Wednesday, April 24, 2013

Ironic Hero

So yesterday during class I mentioned the possibility of Albanov being an ironic hero. I figured I should make a second blog post to house that thought here. Do we consider Albanov a hero because he survived? He should be commended for being one out of a pair of people to survive the expedition. Or, he should be reviled for being one of the lucky few members to make it out alive. If we interpret it as happenstance, it makes Albanov an unlikely and ironic hero. It wasn't because of merit that he survived, but through sheer happenstance and luck. This is also supported by his atypical hero characteristics. Albanov reprimands the group and is quick to call them lazy or order them around. He also seems very aloof and not too strongly connected to any of them, a farcry from the camaraderie of past protagonists we've had. That said, is Albanov a traditional hero or an unlike hero?

1 comment:

  1. I spoke in class about how I view heroes as externally defined. In other words you are only a hero if people look up to you as a hero.
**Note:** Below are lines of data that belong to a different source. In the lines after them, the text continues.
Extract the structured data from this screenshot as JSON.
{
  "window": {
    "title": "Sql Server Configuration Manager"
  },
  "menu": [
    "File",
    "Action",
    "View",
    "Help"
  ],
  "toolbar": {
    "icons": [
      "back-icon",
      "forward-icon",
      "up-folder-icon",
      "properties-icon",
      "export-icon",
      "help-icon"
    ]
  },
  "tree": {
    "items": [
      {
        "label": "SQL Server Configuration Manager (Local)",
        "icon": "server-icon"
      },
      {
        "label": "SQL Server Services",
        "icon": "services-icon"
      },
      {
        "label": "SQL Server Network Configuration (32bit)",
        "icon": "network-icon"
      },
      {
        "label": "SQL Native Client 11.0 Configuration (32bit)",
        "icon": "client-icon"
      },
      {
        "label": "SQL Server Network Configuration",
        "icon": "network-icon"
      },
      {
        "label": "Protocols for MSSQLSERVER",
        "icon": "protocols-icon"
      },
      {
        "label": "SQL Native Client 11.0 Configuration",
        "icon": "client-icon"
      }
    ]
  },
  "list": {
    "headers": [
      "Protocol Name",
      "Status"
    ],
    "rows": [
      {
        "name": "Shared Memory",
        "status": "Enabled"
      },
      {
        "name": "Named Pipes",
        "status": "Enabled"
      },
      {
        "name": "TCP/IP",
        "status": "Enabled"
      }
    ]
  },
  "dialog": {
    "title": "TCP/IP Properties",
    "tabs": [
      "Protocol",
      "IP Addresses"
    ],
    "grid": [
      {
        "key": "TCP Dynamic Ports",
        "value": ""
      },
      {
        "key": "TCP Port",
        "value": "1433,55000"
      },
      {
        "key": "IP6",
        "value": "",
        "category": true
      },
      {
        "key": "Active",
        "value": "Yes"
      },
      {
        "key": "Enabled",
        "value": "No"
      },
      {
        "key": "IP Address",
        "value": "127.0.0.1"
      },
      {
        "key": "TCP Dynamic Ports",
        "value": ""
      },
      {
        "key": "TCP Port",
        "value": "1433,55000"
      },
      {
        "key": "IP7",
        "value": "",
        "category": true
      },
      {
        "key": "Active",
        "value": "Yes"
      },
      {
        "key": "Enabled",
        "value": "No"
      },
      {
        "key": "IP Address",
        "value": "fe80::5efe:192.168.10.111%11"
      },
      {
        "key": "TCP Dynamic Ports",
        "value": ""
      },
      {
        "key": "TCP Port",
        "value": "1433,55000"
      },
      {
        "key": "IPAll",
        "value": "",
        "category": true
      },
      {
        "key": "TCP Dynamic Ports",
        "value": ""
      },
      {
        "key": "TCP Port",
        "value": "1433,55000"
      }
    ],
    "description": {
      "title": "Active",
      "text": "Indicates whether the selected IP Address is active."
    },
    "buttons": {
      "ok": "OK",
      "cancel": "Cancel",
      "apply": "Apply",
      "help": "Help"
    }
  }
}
I don't think that his lack of relationships per say makes him an anti-hero, but I do think admiring someone who makes hardly any emotional connections is unlikely. If we alternatively think of heroes like superheros, their heroic acts always involve saying people or entire towns, fighting evil. Albanov certainly does not fill either of these things either, as though he does aid the other men in reaching home, he doesn't seem to really care about their outcome.